Änderung im EnWG – Neue Regeln für die Versorgungsunterbrechung

Der Gesetz­geber hat am 22. Juni 2021 das „Gesetz zur Umsetzung unions­recht­licher Vorgaben und zur Regelung reiner Wasser­stoff­netze im Energie­wirt­schafts­recht“ verab­schiedet (wir berich­teten). In diesem Zusam­menhang hat er auch den Vertrieb von Energie außerhalb der Grund­ver­sorgung in Teilen neu oder ausführ­licher als bisher geregelt – so auch das Recht zur Versor­gungs­un­ter­bre­chung wegen Nicht­zahlung des geschul­deten Entgeltes.

Bisher war diese Proble­matik nur für die gesetz­liche Grund­ver­sorgung überhaupt energie­rechtlich geregelt (§ 19 StromGVV / GasGVV – wir berich­teten über die letzten Änderungen). In Sonder­kun­den­ver­trägen ausserhalb der Grund­ver­sorgung muss das Recht zur Unter­bre­chung der Versorgung regel­mäßig im Rahmen der vom Versorger erstellten Liefer­be­din­gungen vertraglich geregelt werden – in der Praxis regel­mäßig unter mehr oder minder unver­än­derter Übernahme der Regelungen aus der GVV. Fehlte eine entspre­chende vertrag­liche Regelung hierzu, musste auf das allge­meine Zurück­be­hal­tungs­recht des § 273 BGB zurück­ge­griffen werden.

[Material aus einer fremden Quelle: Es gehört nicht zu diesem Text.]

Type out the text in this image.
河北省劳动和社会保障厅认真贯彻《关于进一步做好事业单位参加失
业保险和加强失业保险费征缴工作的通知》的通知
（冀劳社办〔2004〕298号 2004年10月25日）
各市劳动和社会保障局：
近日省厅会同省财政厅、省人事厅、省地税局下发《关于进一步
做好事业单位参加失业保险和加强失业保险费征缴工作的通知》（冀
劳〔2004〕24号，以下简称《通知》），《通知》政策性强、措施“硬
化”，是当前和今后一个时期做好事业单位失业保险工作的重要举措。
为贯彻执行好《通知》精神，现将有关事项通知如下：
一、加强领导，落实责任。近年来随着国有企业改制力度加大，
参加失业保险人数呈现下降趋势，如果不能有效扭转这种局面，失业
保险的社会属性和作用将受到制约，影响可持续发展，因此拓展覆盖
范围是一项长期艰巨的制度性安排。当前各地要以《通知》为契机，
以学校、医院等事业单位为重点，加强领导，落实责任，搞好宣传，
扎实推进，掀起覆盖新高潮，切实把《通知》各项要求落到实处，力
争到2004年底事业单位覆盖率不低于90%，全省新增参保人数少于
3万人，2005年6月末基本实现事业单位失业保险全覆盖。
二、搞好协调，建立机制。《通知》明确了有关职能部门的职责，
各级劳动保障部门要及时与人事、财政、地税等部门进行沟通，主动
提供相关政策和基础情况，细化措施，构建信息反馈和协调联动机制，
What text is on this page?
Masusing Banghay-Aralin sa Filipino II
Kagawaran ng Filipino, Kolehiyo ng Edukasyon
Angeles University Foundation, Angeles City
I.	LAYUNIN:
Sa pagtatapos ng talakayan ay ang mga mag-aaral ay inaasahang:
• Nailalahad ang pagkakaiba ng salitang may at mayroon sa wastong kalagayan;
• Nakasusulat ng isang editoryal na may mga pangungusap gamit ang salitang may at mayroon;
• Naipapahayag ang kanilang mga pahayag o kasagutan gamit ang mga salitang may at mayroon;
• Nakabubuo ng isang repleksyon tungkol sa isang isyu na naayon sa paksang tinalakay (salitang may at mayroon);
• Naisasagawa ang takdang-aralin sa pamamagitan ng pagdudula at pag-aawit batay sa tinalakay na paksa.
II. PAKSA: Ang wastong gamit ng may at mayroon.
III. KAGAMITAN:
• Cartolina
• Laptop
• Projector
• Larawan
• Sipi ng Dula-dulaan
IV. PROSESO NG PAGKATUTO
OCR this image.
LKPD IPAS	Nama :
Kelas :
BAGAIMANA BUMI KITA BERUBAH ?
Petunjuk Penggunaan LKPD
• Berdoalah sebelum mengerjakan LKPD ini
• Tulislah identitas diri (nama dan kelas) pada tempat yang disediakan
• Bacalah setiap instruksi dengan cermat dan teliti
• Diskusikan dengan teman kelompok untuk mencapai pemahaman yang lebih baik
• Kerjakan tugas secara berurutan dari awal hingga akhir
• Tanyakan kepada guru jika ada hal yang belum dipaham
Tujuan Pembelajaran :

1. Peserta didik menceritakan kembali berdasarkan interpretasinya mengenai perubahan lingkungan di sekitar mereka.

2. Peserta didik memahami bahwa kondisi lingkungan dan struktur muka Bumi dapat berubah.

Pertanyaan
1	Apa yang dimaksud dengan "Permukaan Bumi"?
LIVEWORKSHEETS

Im neuen § 41b Abs 2 EnWG ist nun erstmals für die Belie­ferung von Haushalts­kunden gesetzlich geregelt, dass im Fall einer Versor­gungs­un­ter­bre­chung dem Kunden 4 Wochen vor der Unter­bre­chung Möglich­keiten zur Abwendung aufge­zeigt werden müssen. Das Gesetz nennt hierzu beispielhaft Hilfs­an­gebote zur Abwendung einer Versor­gungs­un­ter­bre­chung wegen Nicht­zahlung, Voraus­zah­lungs­systeme, Infor­ma­tionen zu Energie­audits, Infor­ma­tionen zu Energie­be­ra­tungs­diensten, alter­native Zahlungs­pläne verbunden mit einer Stundungs­ver­ein­barung, Hinweis auf staat­liche Unter­stüt­zungs­mög­lich­keiten der sozialen Mindest­si­cherung oder eine Schuldnerberatung.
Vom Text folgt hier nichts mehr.